高齢者の運転免許更新 講習予約待ち3カ月以上も

 70歳以上の高齢者に義務付けられている運転免許更新時の高齢者講習などの予約が、県内で取りにくい状況が続いている。複数の自動車教習所で受講できるが、予約待ちが数カ月にわたるケースも。

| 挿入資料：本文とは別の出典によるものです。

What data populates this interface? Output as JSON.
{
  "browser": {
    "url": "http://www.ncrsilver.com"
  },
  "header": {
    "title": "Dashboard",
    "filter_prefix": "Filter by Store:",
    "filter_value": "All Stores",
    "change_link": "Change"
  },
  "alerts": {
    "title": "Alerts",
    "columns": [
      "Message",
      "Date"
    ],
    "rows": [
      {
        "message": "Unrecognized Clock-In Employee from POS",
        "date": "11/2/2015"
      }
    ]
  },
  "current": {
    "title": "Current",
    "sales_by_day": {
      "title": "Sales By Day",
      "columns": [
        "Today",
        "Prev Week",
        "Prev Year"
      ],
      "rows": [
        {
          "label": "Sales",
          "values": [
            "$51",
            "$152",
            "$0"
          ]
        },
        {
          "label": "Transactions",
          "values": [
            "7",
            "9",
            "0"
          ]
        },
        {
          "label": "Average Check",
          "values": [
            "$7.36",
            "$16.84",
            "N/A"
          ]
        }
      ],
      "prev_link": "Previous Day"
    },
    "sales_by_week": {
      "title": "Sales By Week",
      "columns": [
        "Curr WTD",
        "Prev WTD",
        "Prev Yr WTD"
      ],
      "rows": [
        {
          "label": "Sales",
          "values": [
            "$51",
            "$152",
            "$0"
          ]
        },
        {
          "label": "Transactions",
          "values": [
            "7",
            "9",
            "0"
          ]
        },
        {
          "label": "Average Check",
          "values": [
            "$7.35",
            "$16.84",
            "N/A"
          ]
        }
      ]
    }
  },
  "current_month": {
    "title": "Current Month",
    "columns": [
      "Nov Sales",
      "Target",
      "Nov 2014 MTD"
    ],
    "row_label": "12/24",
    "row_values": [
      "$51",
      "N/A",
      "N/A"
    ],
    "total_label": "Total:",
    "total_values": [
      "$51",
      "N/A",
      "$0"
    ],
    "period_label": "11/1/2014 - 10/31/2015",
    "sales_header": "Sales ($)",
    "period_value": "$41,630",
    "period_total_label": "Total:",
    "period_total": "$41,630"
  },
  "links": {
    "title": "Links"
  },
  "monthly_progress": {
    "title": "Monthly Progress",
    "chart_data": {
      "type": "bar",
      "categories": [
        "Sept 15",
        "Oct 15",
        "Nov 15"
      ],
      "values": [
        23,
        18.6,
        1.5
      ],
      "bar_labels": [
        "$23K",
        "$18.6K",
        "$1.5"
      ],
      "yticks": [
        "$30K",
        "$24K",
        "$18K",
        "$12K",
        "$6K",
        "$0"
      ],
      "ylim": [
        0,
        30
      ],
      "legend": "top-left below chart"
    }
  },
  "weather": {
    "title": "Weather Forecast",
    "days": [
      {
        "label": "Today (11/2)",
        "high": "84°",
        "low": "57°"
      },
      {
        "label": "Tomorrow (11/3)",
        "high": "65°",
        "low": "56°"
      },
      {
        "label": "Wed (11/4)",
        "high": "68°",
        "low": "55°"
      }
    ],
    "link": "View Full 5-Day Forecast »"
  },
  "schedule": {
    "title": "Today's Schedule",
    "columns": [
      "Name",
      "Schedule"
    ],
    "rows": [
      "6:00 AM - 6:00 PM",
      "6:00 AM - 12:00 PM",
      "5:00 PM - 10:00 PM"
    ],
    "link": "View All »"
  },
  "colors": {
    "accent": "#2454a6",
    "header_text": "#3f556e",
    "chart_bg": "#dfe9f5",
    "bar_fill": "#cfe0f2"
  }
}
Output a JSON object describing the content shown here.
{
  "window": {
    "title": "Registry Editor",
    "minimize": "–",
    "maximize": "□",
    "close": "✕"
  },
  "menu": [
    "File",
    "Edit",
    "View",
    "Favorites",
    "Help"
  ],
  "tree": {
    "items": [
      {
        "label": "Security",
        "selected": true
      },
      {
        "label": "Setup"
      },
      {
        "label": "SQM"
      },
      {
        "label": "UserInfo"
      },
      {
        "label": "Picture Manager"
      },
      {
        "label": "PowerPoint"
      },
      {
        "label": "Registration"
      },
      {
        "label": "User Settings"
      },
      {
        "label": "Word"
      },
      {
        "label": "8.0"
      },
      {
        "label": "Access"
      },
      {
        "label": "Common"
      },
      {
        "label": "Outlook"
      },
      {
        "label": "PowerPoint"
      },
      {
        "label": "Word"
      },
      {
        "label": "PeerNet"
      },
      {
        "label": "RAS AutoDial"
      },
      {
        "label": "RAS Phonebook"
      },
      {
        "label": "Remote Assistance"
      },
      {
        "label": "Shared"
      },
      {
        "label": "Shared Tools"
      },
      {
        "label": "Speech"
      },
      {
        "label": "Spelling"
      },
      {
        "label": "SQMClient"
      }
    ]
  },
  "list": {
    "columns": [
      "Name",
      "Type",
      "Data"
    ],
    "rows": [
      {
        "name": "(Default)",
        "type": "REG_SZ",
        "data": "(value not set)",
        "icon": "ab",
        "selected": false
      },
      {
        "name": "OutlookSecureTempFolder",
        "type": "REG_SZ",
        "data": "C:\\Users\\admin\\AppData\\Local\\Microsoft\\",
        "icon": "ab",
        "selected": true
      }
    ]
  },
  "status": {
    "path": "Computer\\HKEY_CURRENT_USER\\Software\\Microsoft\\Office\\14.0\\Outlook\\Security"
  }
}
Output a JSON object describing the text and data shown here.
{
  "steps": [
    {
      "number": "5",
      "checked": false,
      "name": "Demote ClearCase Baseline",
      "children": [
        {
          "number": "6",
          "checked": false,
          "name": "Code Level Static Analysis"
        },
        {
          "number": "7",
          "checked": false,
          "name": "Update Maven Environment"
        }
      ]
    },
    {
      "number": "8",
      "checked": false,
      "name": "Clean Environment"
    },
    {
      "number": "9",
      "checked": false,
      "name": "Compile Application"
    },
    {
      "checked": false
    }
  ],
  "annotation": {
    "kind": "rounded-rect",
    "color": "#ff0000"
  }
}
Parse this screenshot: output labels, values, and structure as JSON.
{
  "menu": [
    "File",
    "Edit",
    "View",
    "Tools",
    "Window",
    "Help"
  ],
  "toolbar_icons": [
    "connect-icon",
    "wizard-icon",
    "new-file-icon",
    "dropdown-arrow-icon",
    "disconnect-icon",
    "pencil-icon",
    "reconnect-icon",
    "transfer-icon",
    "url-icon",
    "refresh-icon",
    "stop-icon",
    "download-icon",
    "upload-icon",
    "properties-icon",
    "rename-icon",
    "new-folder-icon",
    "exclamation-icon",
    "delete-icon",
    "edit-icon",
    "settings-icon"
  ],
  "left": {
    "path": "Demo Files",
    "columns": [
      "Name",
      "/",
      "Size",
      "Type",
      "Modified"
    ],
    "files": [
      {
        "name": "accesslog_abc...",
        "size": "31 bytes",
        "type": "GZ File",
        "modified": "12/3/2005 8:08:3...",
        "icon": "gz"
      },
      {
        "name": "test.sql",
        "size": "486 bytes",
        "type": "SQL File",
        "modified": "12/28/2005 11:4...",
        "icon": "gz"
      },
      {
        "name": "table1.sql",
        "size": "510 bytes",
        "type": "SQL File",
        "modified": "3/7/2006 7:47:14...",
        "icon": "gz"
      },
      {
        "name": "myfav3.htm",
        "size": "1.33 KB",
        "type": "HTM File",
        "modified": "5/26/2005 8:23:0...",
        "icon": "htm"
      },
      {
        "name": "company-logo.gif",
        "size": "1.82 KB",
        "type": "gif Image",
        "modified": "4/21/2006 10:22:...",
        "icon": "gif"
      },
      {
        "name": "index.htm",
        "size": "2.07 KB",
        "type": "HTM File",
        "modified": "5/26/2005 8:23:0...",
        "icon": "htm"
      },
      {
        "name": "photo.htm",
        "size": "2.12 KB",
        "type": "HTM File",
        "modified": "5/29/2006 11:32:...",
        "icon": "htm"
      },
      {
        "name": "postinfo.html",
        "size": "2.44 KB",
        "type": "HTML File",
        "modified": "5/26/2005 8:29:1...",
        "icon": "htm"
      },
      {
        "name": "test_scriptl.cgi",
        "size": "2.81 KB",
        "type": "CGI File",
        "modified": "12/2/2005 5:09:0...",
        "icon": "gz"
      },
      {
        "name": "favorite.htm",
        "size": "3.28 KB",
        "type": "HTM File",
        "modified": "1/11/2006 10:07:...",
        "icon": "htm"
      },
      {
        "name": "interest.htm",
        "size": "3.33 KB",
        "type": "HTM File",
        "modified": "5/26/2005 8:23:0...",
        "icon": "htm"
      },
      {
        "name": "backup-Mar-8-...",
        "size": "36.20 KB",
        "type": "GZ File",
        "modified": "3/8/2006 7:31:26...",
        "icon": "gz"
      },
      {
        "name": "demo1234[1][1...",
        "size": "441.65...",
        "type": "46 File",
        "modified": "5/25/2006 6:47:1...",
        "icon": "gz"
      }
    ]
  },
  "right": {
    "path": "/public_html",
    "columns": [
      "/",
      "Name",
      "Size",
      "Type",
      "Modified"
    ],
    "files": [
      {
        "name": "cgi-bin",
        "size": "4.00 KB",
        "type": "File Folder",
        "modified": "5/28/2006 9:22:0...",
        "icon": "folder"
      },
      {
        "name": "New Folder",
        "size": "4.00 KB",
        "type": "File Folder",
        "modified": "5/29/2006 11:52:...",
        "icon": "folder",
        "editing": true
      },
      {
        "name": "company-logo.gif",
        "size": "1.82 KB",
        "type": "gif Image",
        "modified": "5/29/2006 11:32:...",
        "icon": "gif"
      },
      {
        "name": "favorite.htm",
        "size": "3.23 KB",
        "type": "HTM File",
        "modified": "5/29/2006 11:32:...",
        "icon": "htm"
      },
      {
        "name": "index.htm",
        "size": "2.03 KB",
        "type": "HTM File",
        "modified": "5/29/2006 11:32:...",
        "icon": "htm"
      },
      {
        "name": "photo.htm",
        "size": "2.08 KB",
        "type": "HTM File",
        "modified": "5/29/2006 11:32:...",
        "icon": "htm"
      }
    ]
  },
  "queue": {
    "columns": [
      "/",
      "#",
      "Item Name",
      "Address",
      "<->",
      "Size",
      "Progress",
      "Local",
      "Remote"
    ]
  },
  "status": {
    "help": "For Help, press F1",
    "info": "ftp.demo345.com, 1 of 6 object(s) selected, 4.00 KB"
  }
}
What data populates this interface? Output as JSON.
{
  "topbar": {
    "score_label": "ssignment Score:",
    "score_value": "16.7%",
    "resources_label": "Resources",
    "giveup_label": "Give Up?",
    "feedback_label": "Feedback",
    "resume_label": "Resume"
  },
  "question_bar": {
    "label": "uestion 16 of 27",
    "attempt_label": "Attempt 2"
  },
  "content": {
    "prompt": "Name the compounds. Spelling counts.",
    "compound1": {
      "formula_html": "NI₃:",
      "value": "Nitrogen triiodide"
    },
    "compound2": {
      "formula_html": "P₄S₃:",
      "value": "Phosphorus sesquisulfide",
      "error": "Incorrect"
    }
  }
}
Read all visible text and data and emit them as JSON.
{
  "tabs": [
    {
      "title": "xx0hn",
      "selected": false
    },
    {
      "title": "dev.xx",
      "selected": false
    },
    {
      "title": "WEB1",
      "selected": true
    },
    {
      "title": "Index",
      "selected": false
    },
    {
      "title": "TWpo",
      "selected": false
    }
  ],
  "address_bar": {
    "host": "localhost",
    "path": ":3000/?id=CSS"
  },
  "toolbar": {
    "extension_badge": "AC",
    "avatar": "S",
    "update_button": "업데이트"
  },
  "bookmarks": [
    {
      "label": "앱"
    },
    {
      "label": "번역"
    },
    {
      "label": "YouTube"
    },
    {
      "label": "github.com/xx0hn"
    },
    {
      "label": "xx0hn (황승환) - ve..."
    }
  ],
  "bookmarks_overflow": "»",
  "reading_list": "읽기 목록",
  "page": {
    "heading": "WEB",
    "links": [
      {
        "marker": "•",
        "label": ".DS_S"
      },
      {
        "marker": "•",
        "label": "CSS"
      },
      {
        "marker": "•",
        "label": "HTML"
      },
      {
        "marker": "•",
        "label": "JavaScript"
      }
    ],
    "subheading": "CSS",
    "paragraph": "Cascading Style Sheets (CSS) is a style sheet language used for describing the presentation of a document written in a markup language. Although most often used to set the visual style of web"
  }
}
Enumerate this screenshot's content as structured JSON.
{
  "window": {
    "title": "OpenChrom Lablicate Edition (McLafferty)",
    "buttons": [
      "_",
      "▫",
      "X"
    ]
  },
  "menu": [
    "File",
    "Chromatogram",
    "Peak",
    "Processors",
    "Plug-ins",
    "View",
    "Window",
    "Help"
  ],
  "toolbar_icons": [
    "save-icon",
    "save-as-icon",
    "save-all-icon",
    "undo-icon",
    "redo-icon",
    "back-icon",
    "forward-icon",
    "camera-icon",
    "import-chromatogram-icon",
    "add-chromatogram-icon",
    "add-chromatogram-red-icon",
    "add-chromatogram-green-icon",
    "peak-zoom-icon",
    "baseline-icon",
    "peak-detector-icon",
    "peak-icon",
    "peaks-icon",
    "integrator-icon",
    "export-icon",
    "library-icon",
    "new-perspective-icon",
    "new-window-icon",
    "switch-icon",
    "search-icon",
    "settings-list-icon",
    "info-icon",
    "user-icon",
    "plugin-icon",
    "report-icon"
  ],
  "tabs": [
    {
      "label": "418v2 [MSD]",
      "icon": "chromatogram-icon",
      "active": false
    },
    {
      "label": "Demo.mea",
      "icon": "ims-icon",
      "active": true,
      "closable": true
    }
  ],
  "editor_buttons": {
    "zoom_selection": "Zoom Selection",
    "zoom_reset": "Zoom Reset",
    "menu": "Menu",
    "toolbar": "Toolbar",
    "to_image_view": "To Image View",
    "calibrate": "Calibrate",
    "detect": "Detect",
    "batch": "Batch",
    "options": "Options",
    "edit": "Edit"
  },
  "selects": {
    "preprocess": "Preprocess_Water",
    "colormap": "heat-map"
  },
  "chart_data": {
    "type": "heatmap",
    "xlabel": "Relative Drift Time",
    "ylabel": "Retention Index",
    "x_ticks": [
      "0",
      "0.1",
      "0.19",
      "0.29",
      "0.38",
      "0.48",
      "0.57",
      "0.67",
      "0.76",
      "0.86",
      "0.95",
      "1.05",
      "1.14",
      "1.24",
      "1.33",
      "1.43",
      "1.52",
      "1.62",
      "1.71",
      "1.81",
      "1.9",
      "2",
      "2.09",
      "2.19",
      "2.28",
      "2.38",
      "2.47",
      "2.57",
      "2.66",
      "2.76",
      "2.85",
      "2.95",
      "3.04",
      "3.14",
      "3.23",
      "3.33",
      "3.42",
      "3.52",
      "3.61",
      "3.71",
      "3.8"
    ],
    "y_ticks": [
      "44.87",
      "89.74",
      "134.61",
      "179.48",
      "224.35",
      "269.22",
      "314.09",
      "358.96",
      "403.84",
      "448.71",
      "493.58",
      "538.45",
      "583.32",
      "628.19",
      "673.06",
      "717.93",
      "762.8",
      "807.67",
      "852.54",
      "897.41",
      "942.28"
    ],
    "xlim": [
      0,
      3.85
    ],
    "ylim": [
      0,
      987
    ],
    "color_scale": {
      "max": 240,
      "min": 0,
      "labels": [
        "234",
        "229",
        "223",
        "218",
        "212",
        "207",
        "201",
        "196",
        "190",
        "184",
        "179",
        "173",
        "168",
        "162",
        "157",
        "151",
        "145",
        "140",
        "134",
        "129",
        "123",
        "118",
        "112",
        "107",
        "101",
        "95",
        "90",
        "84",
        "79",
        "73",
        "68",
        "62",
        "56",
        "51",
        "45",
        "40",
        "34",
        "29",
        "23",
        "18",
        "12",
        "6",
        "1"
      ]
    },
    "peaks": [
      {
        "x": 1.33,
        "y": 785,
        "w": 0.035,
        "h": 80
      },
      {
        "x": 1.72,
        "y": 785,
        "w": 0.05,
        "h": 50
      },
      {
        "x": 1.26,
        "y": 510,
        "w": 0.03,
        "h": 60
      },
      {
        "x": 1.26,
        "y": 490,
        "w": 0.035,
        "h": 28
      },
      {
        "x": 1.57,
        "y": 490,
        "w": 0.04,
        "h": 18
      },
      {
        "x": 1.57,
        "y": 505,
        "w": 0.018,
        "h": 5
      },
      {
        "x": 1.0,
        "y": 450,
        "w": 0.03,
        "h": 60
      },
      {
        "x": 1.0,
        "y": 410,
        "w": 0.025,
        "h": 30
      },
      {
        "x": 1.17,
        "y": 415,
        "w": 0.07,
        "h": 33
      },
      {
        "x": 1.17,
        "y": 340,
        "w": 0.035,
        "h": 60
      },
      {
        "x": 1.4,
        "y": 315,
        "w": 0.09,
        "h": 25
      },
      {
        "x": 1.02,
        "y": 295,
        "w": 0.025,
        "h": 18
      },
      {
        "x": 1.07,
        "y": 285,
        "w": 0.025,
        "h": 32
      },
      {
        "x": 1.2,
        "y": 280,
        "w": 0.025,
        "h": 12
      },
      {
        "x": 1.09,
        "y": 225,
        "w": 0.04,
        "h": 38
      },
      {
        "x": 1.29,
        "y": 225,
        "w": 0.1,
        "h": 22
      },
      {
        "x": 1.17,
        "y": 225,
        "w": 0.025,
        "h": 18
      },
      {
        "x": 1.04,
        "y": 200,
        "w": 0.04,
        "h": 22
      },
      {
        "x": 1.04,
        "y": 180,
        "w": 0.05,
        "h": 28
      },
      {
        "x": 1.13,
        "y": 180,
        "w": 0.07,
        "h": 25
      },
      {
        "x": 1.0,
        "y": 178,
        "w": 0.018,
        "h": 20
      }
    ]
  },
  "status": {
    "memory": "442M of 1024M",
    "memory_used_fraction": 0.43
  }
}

県警によると、高齢ドライバーの増加のほか、75歳以上の高齢者は講習前の認知機能検査を義務付けられたことなどの周知不足が主な原因とみられる。更新が期限に間に合わず免許が失効してしまう事態を招きかねず、県警運転免許管理課は「更新の通知が来たら早めに対応してほしい」と呼び掛けている。

 4月下旬、鹿沼市下石川の県運転免許センターの一室は、高齢ドライバーで満員になった。同センターは更新期限内に教習所での受講が間に合わない高齢ドライバーを、応急的に受け入れている。

 講習と検査は県内35カ所の指定自動車教習所で受けられるが、2017年末時点で70~74歳などが受ける2時間講習が教習所23カ所で3カ月以上の予約待ちになった。3カ月以上の予約待ちは検査でも21カ所に上ったほか、検査結果に応じて75歳以上が受ける3時間講習も17カ所を数えた。

 昨年3月に改正道交法が施行され、一度に受けることができた75歳以上の検査と講習が、検査後、結果に応じて後日講習を受けることに変更された。制度の変更や、事前予約の必要性を知らず、更新手続きの開始が遅れてしまう高齢ドライバーもいるという。